How do you have Protune on a 3+? Never mind, mine is 3+ silver.
Wouldn't you get less fish eye the less wide you video?
Some editors fix fisheye in post I think.
 
I have a Hero4 Silver with a 5.4mm flat lens. It works great. If it's a properly designed and installed lens, it still fills the whole sensor just like the stock lens. And yes, the image is still geometrically flat in wide mode (as it is a flat perspective lens). Of course the trade off is FOV.
 
I have a Hero4 Silver with a 5.4mm flat lens. It works great. If it's a properly designed and installed lens, it still fills the whole sensor just like the stock lens. And yes, the image is still geometrically flat in wide mode (as it is a flat perspective lens). Of course the trade off is FOV.
So I take it you always shoot in wide mode to maximize the resolution and usage of the sensor right?
 
So I take it you always shoot in wide mode to maximize the resolution and usage of the sensor right?
Yes.
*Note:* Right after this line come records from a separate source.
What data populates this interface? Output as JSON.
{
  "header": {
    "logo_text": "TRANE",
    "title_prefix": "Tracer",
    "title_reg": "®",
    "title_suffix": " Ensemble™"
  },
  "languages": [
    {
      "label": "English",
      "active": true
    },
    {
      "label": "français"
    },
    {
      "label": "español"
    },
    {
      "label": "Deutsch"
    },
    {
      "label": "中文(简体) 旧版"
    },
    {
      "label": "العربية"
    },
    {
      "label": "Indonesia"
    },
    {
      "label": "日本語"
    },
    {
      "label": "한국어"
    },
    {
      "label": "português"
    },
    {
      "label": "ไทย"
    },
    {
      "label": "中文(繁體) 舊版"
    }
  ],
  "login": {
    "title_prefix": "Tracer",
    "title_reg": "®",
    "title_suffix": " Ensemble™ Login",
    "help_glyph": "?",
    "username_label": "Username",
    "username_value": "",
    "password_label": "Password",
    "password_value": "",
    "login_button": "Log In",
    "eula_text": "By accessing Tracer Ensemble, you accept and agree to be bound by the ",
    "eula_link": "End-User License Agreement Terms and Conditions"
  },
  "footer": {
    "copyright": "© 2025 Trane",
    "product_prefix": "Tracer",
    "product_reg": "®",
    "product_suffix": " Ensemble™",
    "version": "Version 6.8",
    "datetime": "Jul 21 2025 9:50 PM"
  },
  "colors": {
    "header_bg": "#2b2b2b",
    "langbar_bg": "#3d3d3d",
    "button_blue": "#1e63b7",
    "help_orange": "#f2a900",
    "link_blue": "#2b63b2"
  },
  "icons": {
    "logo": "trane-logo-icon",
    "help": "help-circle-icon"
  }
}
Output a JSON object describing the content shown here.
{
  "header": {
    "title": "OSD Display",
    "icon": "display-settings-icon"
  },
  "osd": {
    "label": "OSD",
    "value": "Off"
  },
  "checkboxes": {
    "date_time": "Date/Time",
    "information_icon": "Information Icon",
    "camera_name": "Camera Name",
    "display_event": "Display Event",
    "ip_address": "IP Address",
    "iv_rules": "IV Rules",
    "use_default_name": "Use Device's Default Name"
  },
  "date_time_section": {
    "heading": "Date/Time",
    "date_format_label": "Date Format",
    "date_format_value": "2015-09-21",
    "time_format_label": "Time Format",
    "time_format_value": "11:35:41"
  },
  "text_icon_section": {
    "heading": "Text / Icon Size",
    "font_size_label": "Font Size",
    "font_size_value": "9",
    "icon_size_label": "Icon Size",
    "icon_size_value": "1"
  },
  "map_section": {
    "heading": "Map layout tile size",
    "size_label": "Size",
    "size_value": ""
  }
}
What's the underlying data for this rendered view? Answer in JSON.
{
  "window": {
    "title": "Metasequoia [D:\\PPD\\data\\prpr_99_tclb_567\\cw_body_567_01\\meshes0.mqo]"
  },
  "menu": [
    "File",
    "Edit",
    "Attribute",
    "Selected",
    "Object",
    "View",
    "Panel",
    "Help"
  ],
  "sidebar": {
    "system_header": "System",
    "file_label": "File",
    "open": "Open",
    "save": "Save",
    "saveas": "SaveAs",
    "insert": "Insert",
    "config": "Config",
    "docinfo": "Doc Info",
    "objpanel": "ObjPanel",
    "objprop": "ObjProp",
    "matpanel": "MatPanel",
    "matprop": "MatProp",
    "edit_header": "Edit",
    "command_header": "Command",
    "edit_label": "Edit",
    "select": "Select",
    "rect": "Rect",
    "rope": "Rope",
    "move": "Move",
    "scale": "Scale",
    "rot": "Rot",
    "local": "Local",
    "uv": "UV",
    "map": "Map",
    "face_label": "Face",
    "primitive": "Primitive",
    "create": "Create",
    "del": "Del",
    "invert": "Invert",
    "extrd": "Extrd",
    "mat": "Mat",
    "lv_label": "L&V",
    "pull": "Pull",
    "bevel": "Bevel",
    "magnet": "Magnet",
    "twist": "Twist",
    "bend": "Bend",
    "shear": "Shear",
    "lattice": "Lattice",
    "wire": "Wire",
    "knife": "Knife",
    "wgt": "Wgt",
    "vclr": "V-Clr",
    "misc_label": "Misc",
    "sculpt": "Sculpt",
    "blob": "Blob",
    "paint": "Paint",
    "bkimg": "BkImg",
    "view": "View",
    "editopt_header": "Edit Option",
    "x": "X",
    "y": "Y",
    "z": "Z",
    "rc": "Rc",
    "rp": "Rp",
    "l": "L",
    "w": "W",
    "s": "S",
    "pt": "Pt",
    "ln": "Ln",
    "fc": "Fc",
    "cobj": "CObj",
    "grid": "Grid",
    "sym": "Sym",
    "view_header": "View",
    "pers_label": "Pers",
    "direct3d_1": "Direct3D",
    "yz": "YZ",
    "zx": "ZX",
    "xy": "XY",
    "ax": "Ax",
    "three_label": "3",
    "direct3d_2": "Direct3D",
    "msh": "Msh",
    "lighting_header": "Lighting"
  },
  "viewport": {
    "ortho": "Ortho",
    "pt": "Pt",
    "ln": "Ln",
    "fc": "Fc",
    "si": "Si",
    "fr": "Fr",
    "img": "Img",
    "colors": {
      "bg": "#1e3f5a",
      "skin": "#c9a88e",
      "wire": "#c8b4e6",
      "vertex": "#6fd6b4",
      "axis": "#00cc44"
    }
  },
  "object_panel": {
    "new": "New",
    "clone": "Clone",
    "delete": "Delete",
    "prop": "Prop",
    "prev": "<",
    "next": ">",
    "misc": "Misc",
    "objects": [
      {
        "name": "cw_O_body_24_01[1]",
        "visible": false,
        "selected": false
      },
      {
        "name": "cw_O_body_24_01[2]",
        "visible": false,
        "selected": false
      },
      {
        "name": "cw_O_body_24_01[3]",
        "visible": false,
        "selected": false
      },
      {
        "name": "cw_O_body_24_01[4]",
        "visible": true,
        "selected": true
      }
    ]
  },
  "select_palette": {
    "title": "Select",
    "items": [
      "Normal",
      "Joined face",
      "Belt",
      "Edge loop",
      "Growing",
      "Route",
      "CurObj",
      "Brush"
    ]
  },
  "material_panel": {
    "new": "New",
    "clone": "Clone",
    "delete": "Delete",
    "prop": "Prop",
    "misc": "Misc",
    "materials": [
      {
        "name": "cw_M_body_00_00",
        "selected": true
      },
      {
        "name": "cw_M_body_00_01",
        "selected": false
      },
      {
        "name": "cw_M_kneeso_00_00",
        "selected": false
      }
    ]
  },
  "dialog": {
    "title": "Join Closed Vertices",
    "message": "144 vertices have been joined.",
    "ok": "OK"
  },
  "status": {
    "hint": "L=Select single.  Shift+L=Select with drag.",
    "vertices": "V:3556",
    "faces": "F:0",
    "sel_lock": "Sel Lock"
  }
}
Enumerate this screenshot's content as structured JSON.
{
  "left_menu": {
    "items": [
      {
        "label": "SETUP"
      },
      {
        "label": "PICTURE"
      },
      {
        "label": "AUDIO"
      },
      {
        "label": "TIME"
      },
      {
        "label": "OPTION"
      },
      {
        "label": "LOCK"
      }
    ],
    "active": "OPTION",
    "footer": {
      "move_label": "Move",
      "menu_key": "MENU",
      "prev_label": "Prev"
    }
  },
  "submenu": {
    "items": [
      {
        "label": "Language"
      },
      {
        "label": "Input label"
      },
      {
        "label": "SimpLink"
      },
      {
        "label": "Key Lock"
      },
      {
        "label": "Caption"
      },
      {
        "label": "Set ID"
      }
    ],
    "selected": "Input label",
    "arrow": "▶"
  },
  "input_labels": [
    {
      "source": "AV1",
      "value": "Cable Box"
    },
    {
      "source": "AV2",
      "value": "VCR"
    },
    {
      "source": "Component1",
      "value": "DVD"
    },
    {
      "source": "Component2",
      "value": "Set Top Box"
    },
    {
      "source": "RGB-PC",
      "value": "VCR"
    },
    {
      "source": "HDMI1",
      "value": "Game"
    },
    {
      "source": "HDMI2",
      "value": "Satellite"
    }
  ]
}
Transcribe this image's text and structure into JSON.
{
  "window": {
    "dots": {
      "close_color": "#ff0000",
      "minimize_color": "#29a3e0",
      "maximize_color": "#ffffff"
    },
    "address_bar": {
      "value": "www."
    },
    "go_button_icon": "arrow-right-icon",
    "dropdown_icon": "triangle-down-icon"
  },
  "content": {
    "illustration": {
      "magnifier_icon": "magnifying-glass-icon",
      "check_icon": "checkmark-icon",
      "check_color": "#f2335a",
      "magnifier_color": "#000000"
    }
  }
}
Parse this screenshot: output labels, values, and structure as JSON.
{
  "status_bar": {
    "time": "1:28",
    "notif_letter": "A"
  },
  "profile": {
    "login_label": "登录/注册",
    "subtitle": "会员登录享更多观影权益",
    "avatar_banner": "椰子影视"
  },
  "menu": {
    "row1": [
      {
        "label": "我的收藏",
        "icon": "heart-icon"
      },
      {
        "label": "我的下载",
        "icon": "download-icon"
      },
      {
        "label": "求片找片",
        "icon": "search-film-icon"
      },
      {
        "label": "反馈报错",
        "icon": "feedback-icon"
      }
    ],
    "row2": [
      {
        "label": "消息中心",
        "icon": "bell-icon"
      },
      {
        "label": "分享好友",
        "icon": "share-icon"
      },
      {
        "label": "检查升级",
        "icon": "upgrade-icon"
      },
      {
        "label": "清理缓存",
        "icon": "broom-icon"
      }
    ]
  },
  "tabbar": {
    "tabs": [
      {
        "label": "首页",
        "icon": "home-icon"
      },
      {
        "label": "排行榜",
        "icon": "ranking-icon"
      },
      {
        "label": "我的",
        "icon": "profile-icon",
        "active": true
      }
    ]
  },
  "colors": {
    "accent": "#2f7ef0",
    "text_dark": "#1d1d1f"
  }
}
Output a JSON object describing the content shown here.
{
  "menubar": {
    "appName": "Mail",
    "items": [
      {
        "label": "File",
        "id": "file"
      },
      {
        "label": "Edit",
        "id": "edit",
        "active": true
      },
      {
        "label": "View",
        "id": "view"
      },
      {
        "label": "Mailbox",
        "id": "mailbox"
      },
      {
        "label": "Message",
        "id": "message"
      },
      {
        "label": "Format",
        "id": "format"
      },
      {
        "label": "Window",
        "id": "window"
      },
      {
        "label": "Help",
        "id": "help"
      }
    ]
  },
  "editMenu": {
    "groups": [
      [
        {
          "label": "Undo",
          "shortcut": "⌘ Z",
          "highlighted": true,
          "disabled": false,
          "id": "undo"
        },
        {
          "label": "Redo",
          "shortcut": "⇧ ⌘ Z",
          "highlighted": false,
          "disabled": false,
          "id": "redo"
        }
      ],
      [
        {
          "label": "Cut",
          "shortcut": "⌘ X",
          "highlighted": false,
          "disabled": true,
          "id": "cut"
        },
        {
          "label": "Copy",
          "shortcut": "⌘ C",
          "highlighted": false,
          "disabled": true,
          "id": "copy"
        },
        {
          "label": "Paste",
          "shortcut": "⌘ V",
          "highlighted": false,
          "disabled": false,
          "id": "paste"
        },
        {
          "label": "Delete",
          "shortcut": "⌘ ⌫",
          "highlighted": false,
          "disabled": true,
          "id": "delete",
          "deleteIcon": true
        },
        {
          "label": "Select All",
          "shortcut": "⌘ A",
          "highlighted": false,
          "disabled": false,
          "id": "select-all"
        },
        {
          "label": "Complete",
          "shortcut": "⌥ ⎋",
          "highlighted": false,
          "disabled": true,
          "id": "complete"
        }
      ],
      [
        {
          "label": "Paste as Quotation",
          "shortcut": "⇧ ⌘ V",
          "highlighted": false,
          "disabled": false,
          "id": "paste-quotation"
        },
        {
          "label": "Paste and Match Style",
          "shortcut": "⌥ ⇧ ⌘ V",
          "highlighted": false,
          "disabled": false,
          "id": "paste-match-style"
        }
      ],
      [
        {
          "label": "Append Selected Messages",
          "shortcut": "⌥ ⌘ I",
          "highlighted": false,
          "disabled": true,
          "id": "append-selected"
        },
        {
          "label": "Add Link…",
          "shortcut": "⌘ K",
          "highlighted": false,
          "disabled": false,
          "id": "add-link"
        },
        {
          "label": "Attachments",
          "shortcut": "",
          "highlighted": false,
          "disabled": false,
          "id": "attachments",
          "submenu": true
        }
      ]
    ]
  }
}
Unless I want to take advantage of a faster frame rate only available at a lower resolution.

EDIT: And to clarify, available resolutions and frame rates are intimately tied to wide/medium/narrow settings in the complicated pixel binning schemes inside the GOPRO.
 
EDIT: And to clarify, available resolutions and frame rates are intimately tied to wide/medium/narrow settings in the complicated pixel binning schemes inside the GOPRO.
Yes that is understood. So let's take the 24fps which is the lowest "acceptable" frame rate:

If you shoot wide at 24fps with the highest resolution available and compare it to narrow at 24fps at the highest resolution available...
Neither video would show fisheye, but the wide one should look substantially better because it is at a higher resolution and uses more of the sensor. Have you tried this and verified that this is the case?
 
Yes that is understood. So let's take the 24fps which is the lowest "acceptable" frame rate:

If you shoot wide at 24fps with the highest resolution available and compare it to narrow at 24fps at the highest resolution available...
Neither video would show fisheye, but the wide one should look substantially better because it is at a higher resolution and uses more of the sensor. Have you tried this and verified that this is the case?

Well, like I said, the pixel binning schemes in the GOPRO are complicated. And to be completely clear, I'm speaking of a Hero4 Silver. A Hero4 Black is going to be different. A Hero3+ Black is very similar to the Hero4 Silver, but I don't know if it has all the same modes enabled or not.

The Hero4 Silver has a "4K" sensor (and does have a 4K/15fps mode and a 4K video timelapse mode). So while 2.7K isn't the highest resolution, it is the highest resolution with, as you put it, an "acceptable" frame rate. What's implied in there is that in WIDE mode, your are binning pixels together on the fully illuminated 4K sensor to get a 2.7K frame.

Switch to MEDIUM mode on the camera, and you have the same options, 2.7K at 24 or 30fps, but a narrower FOV (effectively zoomed in). In this case, it is cropping the 2.7K frame out of the full 4K frame, instead of binning the full 4K frame down to 2.7K. But in both cases, the ouput is a full 2.7k frame at 24fps. Narrow mode doesn't exist if resolution is set to 2.7K (but at 1080p resolution, narrow mode exists and includes some faster frame rates).

With something like 10 different possible resolutions and half a dozen possible frame rates, plus the 3 different FOV modes (I left the useless "Superwide" mode out of the discussion), it gets complicated pretty quick.

To discuss the quality differences between WIDE and MEDIUM modes at 2.7K, gets into things like chroma downsampling during binning and other things beyond the scope of this discussion. But the bigger issue when using the MEDIUM FOV setting with a 5.4mm flat lens on a drone is stability and rolling shutter. The effective zoom really exacerbates the vibration induced jello effect. A pretty dark ND filter may be required for acceptable results.

TLDR; 2.7K at 24 or 30 fps in WIDE mode is probably the best mode to use for most situations when using a GOPRO Hero4 Silver modified with a 5.4mm rectilinear (flat) lens from a multirotor.